Klassen case raised in the House of Commons
“How on earth could anybody use provocation as why they killed somebody by strangulation so hard that they bruise their thumbs and then smother them with a pillow case?”
Susan Klassen’s death came up in the House of Commons Tuesday during a debate over changes to the Criminal Code about the use of personal records in sexual offence cases.
Reform MP Ian McClelland was the last to speak after the afternoon discussion. In his Edmonton Southwest riding, he’s heard much about the Klassen trial in Whitehorse.
“It is important to look at the mindset of a society which allows the law to put the rights of the accused far ahead of the rights of the victim. ... We must balance the rights of the victim with the rights of the accused. As I read it, that is what this legislation is all about,” he told the House. The government’s Bill C-46, the production of records in sexual offence proceedings, was read a second time Tuesday. It was referred to a legislative committee on justice for further study.
Its aim is to restore the confidence of sexual offence victims in the criminal justice system, Gordon Kirkby, parliamentary secretary to Justice Minister Allan Rock, said in beginning the debate.
“We must take the opportunity to craft a law which articulates that both the complainant and the accused are worthy of the law’s protection,” Kirkby said. The Reform MP informed the House about the facts of Klassen’s death in November 1995 near Whitehorse at the age of 36. Her husband, Ralph, strangled her, and, last month, was sentenced to five years in prison.
Manslaughter is when a person accidentally kills someone, not choking someone, then strangling them with a pillow case, said McClelland. The common root between the Klassen case and the Bill C-46 debate is when provocation makes assault - often against women - permissible, he said. “...Then we are in a situation where a person who brutally kills someone is able to say: ‘I did not mean to, therefore, it was manslaughter. I did not mean to rape this girl. I did not break into her house and rape her. I was provoked into raping her because she was there.’ ”
McClelland also spoke about the reaction of 300 Yukoners who marched in minus 38 degree weather Jan. 24 in honor of Susan Klassen. “They were not marching just for Susan Klassen; they were marching out of frustration and rage at a judicial system that would allow provocation to be used as the excuse for killing.
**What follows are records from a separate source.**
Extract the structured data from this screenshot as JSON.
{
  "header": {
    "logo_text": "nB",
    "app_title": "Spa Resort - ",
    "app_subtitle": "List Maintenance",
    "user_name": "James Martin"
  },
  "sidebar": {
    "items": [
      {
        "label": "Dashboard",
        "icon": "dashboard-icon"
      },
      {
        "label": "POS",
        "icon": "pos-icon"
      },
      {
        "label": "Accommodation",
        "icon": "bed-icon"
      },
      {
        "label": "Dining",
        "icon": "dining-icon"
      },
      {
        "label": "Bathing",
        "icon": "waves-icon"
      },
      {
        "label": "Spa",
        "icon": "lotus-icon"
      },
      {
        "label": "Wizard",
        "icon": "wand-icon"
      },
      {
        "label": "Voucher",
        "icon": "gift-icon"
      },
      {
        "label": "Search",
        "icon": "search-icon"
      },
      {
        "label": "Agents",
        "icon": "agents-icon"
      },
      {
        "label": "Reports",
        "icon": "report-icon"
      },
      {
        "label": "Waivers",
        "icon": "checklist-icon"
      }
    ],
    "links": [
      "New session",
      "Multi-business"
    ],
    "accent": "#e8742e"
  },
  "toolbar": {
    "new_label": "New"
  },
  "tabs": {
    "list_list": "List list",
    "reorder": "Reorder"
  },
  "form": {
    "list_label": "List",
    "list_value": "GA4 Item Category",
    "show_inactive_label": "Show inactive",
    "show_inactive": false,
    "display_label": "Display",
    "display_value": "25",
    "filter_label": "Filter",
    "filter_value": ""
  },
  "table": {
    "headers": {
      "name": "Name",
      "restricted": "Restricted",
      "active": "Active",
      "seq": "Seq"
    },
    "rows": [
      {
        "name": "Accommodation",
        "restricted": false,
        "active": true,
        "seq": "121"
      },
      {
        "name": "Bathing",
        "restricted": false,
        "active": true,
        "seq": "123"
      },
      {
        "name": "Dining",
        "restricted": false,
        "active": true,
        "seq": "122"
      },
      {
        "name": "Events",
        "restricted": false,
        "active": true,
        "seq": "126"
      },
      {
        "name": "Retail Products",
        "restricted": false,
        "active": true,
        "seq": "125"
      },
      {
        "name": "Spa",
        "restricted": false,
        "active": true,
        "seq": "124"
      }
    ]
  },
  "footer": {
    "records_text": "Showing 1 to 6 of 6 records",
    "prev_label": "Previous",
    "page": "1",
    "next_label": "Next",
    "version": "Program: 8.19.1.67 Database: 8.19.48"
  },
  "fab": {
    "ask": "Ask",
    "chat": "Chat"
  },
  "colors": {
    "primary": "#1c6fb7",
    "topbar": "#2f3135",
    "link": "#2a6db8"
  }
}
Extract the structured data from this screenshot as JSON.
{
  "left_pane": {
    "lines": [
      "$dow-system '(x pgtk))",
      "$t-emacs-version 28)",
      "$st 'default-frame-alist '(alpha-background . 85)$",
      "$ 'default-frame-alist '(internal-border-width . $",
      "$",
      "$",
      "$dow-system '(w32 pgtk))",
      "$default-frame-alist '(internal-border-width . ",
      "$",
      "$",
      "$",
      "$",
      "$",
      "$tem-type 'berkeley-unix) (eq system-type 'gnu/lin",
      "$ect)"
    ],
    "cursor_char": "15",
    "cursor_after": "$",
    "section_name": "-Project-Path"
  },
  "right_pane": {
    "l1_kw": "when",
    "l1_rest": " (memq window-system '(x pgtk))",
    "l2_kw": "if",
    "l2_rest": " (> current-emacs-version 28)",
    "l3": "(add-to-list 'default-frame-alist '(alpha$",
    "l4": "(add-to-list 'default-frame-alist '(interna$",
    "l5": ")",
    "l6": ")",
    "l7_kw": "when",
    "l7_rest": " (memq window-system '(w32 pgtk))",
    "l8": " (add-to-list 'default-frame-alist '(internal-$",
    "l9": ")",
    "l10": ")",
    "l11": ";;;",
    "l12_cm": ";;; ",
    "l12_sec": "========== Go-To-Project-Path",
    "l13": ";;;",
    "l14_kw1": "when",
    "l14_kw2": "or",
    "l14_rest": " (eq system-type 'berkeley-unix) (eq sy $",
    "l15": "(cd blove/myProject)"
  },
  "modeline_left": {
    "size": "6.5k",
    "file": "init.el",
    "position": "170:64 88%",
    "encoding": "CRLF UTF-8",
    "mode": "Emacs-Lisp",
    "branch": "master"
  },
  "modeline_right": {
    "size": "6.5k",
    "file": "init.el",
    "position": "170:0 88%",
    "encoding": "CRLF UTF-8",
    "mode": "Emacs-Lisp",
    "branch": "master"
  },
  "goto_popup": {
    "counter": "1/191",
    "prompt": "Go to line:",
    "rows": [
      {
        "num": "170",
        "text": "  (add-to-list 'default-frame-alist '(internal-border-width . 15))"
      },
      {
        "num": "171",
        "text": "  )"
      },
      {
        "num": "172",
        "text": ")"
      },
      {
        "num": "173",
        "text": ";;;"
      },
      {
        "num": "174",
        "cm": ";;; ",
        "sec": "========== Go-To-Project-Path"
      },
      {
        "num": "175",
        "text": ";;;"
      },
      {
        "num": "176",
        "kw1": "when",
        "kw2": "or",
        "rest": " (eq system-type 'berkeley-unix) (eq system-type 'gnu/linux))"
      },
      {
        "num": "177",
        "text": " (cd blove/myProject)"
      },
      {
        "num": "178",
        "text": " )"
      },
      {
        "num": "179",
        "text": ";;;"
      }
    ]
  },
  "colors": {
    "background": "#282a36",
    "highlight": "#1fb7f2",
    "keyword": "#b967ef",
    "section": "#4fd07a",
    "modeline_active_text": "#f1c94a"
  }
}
Provocation. My God.
“How on earth could anybody use provocation as why they killed somebody by strangulation so hard that they bruise their thumbs and then smother them with a pillow case?”
Susan Klassen, an occupational therapist, had attended school in Edmonton, McClelland noted.
“She probably was not an angel. None of us is. Was whatever happened in the relationship between Susan and her husband sufficient provocation for this person to kill her and then plead manslaughter because of provocation?”
Bill C-46 is about Parliament’s fiduciary responsibility to Canadian citizens and to protect innocent persons from being victimized in the trial process, he said. Producing personal records of sexual offence victims has discouraged reporting and participation of victims, said Kirkby.
“Bill C-46 amendments will significantly improve the situation for complainants and witnesses of sexual offences. In a nutshell, we are proposing a two-stage test for the production of records, which places the onus on the accused to establish the threshold of likely relevance of the records requested.” Bill C-46 would not prohibit the production of records, said Kirkby.
“An accused cannot plunder through irrelevant personal records for tidbits of information which can either be exploited or unhelpful, safely ignored. But nothing prevents the accused from calling as a witness a person who has material evidence and asking relevant questions.”
The Klassen case has had a high profile outside the Yukon. It was discussed on the national CBC radio program Morningside two weeks ago, and received front-page coverage, with a photo of the Whitehorse marchers, in last Wednesday’s Edmonton Journal.